Oleh: Hadipras
Alur Cerita Zero-Day
SURABAYAONLINE.CO – Bagi mereka yang tertarik mencermati permainan politik tingkat tinggi, tentu akan tertarik dengan film mini seri yang baru-baru ini di rilis Netflix berjudul “Zero Day” dengan pemeran utama Robert De Niro sebagai George Mullen, seorang mantan Presiden AS, bersama Angela Basset, Dan Stevens dan Jesse Plemons.
Alur ceritanya berawal dari krisis nasional dimana sebuah serangan dunia maya (siber) besar-besaran melumpuhkan infrastruktur vital AS, memicu kekacauan dan ketakutan nasional serta banyak korban. Mantan Presiden Mullen (De Niro) dipanggil dan diberi tugas wewenang istimewa oleh Presiden AS, untuk memimpin tim investigasi khusus, guna menguak dalang kejadian tersebut. Mullen mencium adanya aksi kontra intelijen dan konspirasi dalam peristiwa itu dan menyadari bahwa serangan ini mungkin bukan pekerjaan hacker asing, melainkan operasi dalam negeri yang melibatkan elit politik, militer, dan korporasi besar.

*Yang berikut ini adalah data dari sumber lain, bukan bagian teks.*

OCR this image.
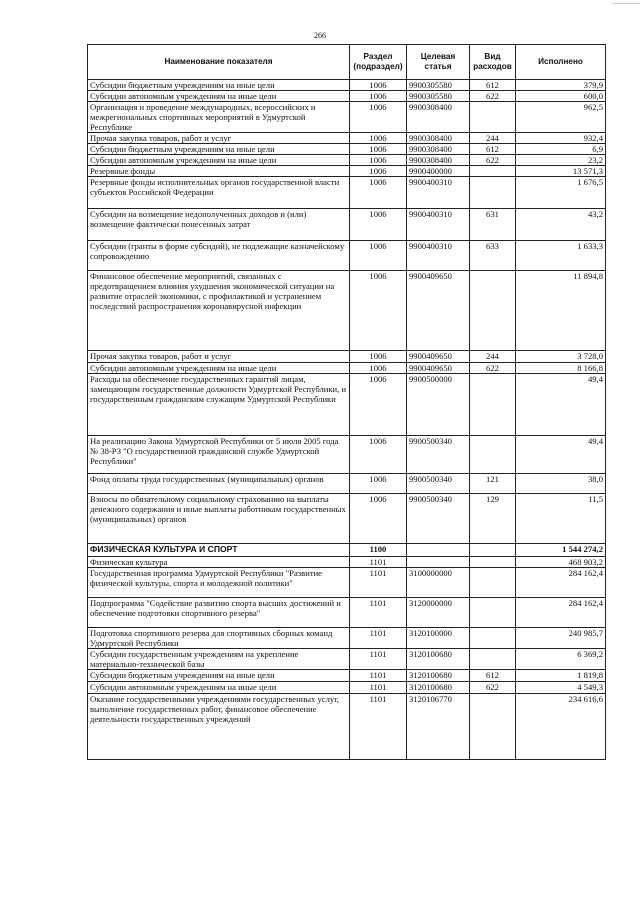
266
Наименование показателя	Раздел (подраздел)	Целевая статья	Вид расходов	Исполнено
Субсидии бюджетным учреждениям на иные цели	1006	9900305580	612	379,9
Субсидии автономным учреждениям на иные цели	1006	9900305580	622	600,0
Организация и проведение международных, всероссийских и межрегиональных спортивных мероприятий в Удмуртской Республике	1006	9900308400		962,5
Прочая закупка товаров, работ и услуг	1006	9900308400	244	932,4
Субсидии бюджетным учреждениям на иные цели	1006	9900308400	612	6,9
Субсидии автономным учреждениям на иные цели	1006	9900308400	622	23,2
Резервные фонды	1006	9900400000		13 571,3
Резервные фонды исполнительных органов государственной власти субъектов Российской Федерации	1006	9900400310		1 676,5
Субсидии на возмещение недополученных доходов и (или) возмещение фактически понесенных затрат	1006	9900400310	631	43,2
Субсидии (гранты в форме субсидий), не подлежащие казначейскому сопровождению	1006	9900400310	633	1 633,3
Финансовое обеспечение мероприятий, связанных с предотвращением влияния ухудшения экономической ситуации на развитие отраслей экономики, с профилактикой и устранением последствий распространения коронавирусной инфекции	1006	9900409650		11 894,8
Прочая закупка товаров, работ и услуг	1006	9900409650	244	3 728,0
Субсидии автономным учреждениям на иные цели	1006	9900409650	622	8 166,8
Расходы на обеспечение государственных гарантий лицам, замещающим государственные должности Удмуртской Республики, и государственным гражданским служащим Удмуртской Республики	1006	9900500000		49,4
На реализацию Закона Удмуртской Республики от 5 июля 2005 года № 38-РЗ "О государственной гражданской службе Удмуртской Республики"	1006	9900500340		49,4
Фонд оплаты труда государственных (муниципальных) органов	1006	9900500340	121	38,0
Взносы по обязательному социальному страхованию на выплаты денежного содержания и иные выплаты работникам государственных (муниципальных) органов	1006	9900500340	129	11,5
ФИЗИЧЕСКАЯ КУЛЬТУРА И СПОРТ	1100			1 544 274,2
Физическая культура	1101			468 903,2
Государственная программа Удмуртской Республики "Развитие физической культуры, спорта и молодежной политики"	1101	3100000000		284 162,4
Подпрограмма "Содействие развитию спорта высших достижений и обеспечение подготовки спортивного резерва"	1101	3120000000		284 162,4
Подготовка спортивного резерва для спортивных сборных команд Удмуртской Республики	1101	3120100000		240 985,7
Субсидии государственным учреждениям на укрепление материально-технической базы	1101	3120100680		6 369,2
Субсидии бюджетным учреждениям на иные цели	1101	3120100680	612	1 819,8
Субсидии автономным учреждениям на иные цели	1101	3120100680	622	4 549,3
Оказание государственными учреждениями государственных услуг, выполнение государственных работ, финансовое обеспечение деятельности государственных учреждений	1101	3120106770		234 616,6
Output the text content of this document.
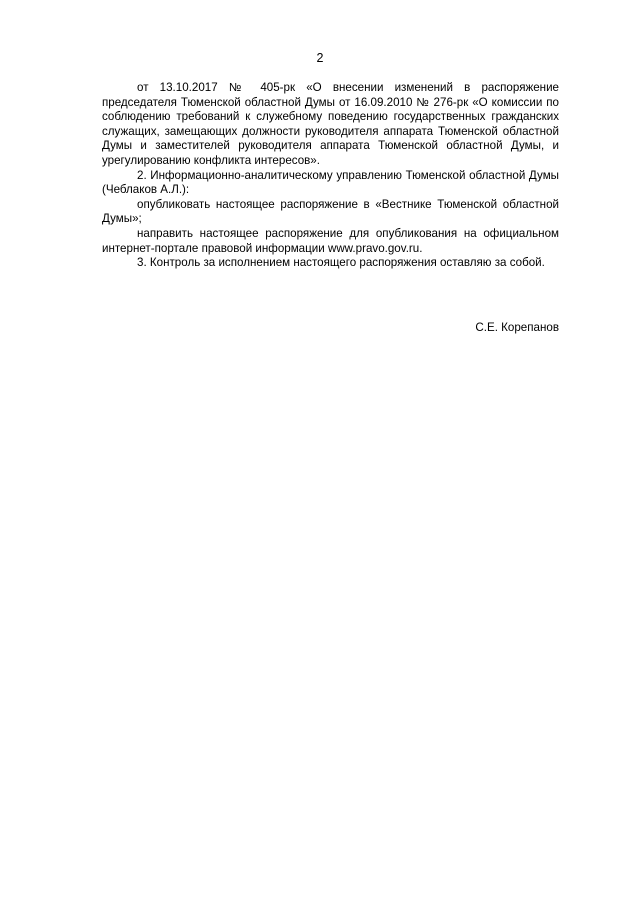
2

от 13.10.2017 № 405-рк «О внесении изменений в распоряжение председателя Тюменской областной Думы от 16.09.2010 № 276-рк «О комиссии по соблюдению требований к служебному поведению государственных гражданских служащих, замещающих должности руководителя аппарата Тюменской областной Думы и заместителей руководителя аппарата Тюменской областной Думы, и урегулированию конфликта интересов».

2. Информационно-аналитическому управлению Тюменской областной Думы (Чеблаков А.Л.):

опубликовать настоящее распоряжение в «Вестнике Тюменской областной Думы»;

направить настоящее распоряжение для опубликования на официальном интернет-портале правовой информации www.pravo.gov.ru.

3. Контроль за исполнением настоящего распоряжения оставляю за собой.

С.Е. Корепанов
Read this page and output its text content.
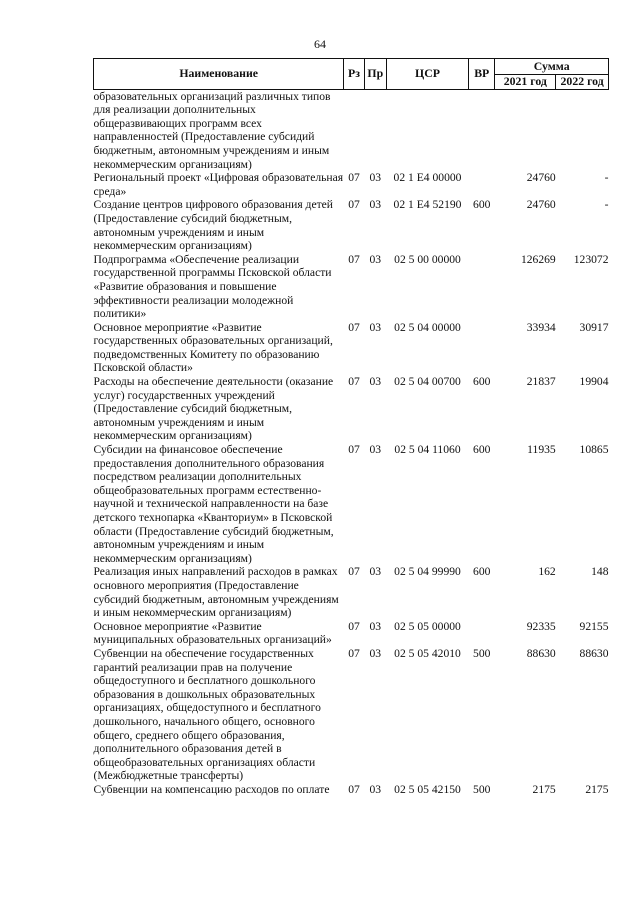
64
Наименование	Рз	Пр	ЦСР	ВР	Сумма	
					2021 год	2022 год
образовательных организаций различных типов для реализации дополнительных общеразвивающих программ всех направленностей (Предоставление субсидий бюджетным, автономным учреждениям и иным некоммерческим организациям)						
Региональный проект «Цифровая образовательная среда»	07	03	02 1 Е4 00000		24760	-
Создание центров цифрового образования детей (Предоставление субсидий бюджетным, автономным учреждениям и иным некоммерческим организациям)	07	03	02 1 Е4 52190	600	24760	-
Подпрограмма «Обеспечение реализации государственной программы Псковской области «Развитие образования и повышение эффективности реализации молодежной политики»	07	03	02 5 00 00000		126269	123072
Основное мероприятие «Развитие государственных образовательных организаций, подведомственных Комитету по образованию Псковской области»	07	03	02 5 04 00000		33934	30917
Расходы на обеспечение деятельности (оказание услуг) государственных учреждений (Предоставление субсидий бюджетным, автономным учреждениям и иным некоммерческим организациям)	07	03	02 5 04 00700	600	21837	19904
Субсидии на финансовое обеспечение предоставления дополнительного образования посредством реализации дополнительных общеобразовательных программ естественно-научной и технической направленности на базе детского технопарка «Кванториум» в Псковской области (Предоставление субсидий бюджетным, автономным учреждениям и иным некоммерческим организациям)	07	03	02 5 04 11060	600	11935	10865
Реализация иных направлений расходов в рамках основного мероприятия (Предоставление субсидий бюджетным, автономным учреждениям и иным некоммерческим организациям)	07	03	02 5 04 99990	600	162	148
Основное мероприятие «Развитие муниципальных образовательных организаций»	07	03	02 5 05 00000		92335	92155
Субвенции на обеспечение государственных гарантий реализации прав на получение общедоступного и бесплатного дошкольного образования в дошкольных образовательных организациях, общедоступного и бесплатного дошкольного, начального общего, основного общего, среднего общего образования, дополнительного образования детей в общеобразовательных организациях области (Межбюджетные трансферты)	07	03	02 5 05 42010	500	88630	88630
Субвенции на компенсацию расходов по оплате	07	03	02 5 05 42150	500	2175	2175
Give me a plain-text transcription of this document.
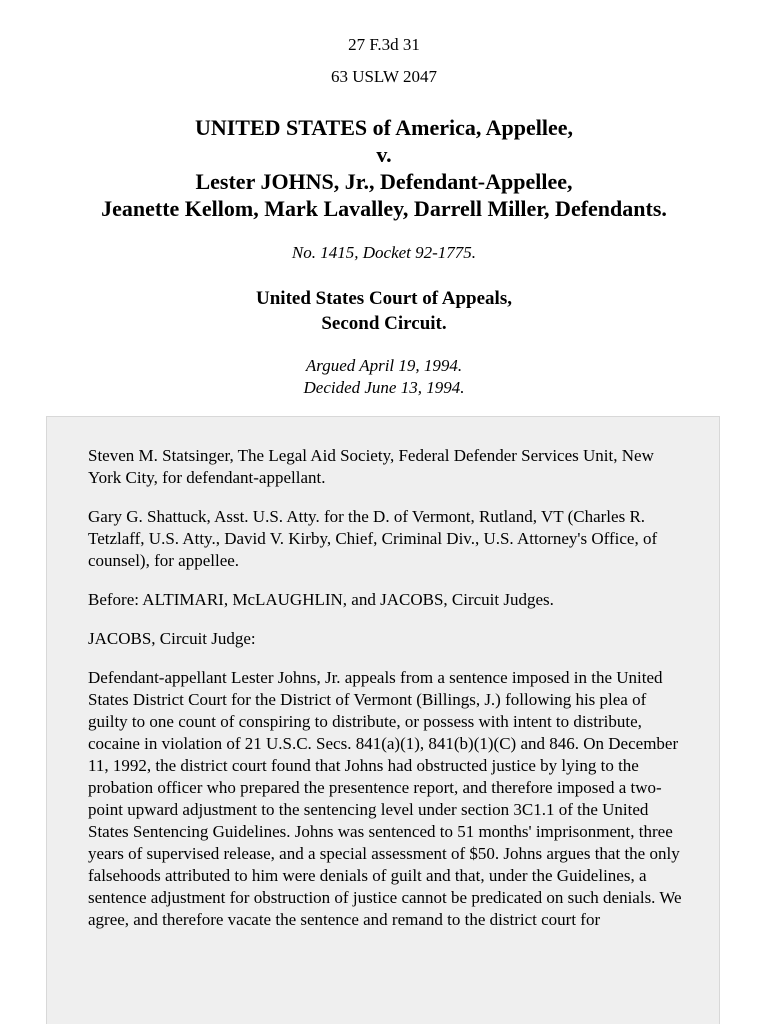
27 F.3d 31
63 USLW 2047
UNITED STATES of America, Appellee,
v.
Lester JOHNS, Jr., Defendant-Appellee,
Jeanette Kellom, Mark Lavalley, Darrell Miller, Defendants.
No. 1415, Docket 92-1775.
United States Court of Appeals,
Second Circuit.
Argued April 19, 1994.
Decided June 13, 1994.

Steven M. Statsinger, The Legal Aid Society, Federal Defender Services Unit, New York City, for defendant-appellant.

Gary G. Shattuck, Asst. U.S. Atty. for the D. of Vermont, Rutland, VT (Charles R. Tetzlaff, U.S. Atty., David V. Kirby, Chief, Criminal Div., U.S. Attorney's Office, of counsel), for appellee.

Before: ALTIMARI, McLAUGHLIN, and JACOBS, Circuit Judges.

JACOBS, Circuit Judge:

Defendant-appellant Lester Johns, Jr. appeals from a sentence imposed in the United States District Court for the District of Vermont (Billings, J.) following his plea of guilty to one count of conspiring to distribute, or possess with intent to distribute, cocaine in violation of 21 U.S.C. Secs. 841(a)(1), 841(b)(1)(C) and 846. On December 11, 1992, the district court found that Johns had obstructed justice by lying to the probation officer who prepared the presentence report, and therefore imposed a two-point upward adjustment to the sentencing level under section 3C1.1 of the United States Sentencing Guidelines. Johns was sentenced to 51 months' imprisonment, three years of supervised release, and a special assessment of $50. Johns argues that the only falsehoods attributed to him were denials of guilt and that, under the Guidelines, a sentence adjustment for obstruction of justice cannot be predicated on such denials. We agree, and therefore vacate the sentence and remand to the district court for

Mullen ada dalam situasi yang tertekan diantara berbagai kekuatan politik, intimidasi dari para anggota dewan dan senat yang berkuasa untuk menggunakan tindakan represif berupa penangkapan dan interogasi pada tokoh-tokoh yang diduga terkait krisis nasional, guna mengatasi kekacauan yang ada dan sekaligus “menghabisi” anasir lawan-lawan politik. Kesemuanya berkedok slogan ‘patriotisme’ disertai narasi demi keamanan nasional dan penyelamatan ekonomi, demi negara AS.
Padahal plot besar yang sedang diinvestigasi menunjukkan adanya skenario kontra intelijen oleh beberapa elit penguasa untuk mempertahankan hegemoni kekuasaan bayangan (semacam politik dinasti-koalisi) bertolak dari kejadian serangan siber.
Dengan pengalamannya sebagai mantan presiden populer dan ketenangan serta kepiawaian menghadapi tekanan politik, Mullen menemukan bahwa usulan proyek-proyek investasi untuk kontrol komunikasi masyarakat dan kebijakan anti-terorisme hanyalah alat untuk mempertahankan hegemoni kekuasaan bayangan dari rezim dinasti koalisi dan oligarkhi, serta memperkaya segelintir orang. Mullen sendiri menjadi target ketika terlalu dekat dengan kebenaran.
Meski berusaha membongkar kebobrokan sistem dan mampu memenjarakan beberapa elite politik sehingga membangkitkan kesadaran rakyat akan demokrasi yang berkeadilan, korupsi, kolusi dan nepotisme, Mullen menyadari bahwa kekuatan yang bermain terlalu besar.
Serial film ini berakhir “menggantung” dengan pertanyaan: Apakah demokrasi bisa diselamatkan, atau hanya ilusi yang dikendalikan oleh kekuatan tak terlihat?
Rekayasa Demokrasi
Plot cerita film Zero-Day sesungguhnya menyindir perkembangan demokrasi kekuasaan di berbagai negara dan pemerintahan yang sudah sangat tidak sehat karena maraknya kontra-intelijen dan manipulasi dimana intelijen dalam negeri dipakai untuk mempertahankan kekuasaan, bukan melindungi rakyat. Disamping itu model korupsi makin sistematis dimana para elit politik dan bisnis memanfaatkan krisis untuk mencuri uang publik. Dan tentu saja tujuan demokrasi gagal dan rusak karena proses hukum dan pemilu dikendalikan oleh mereka yang berkuasa.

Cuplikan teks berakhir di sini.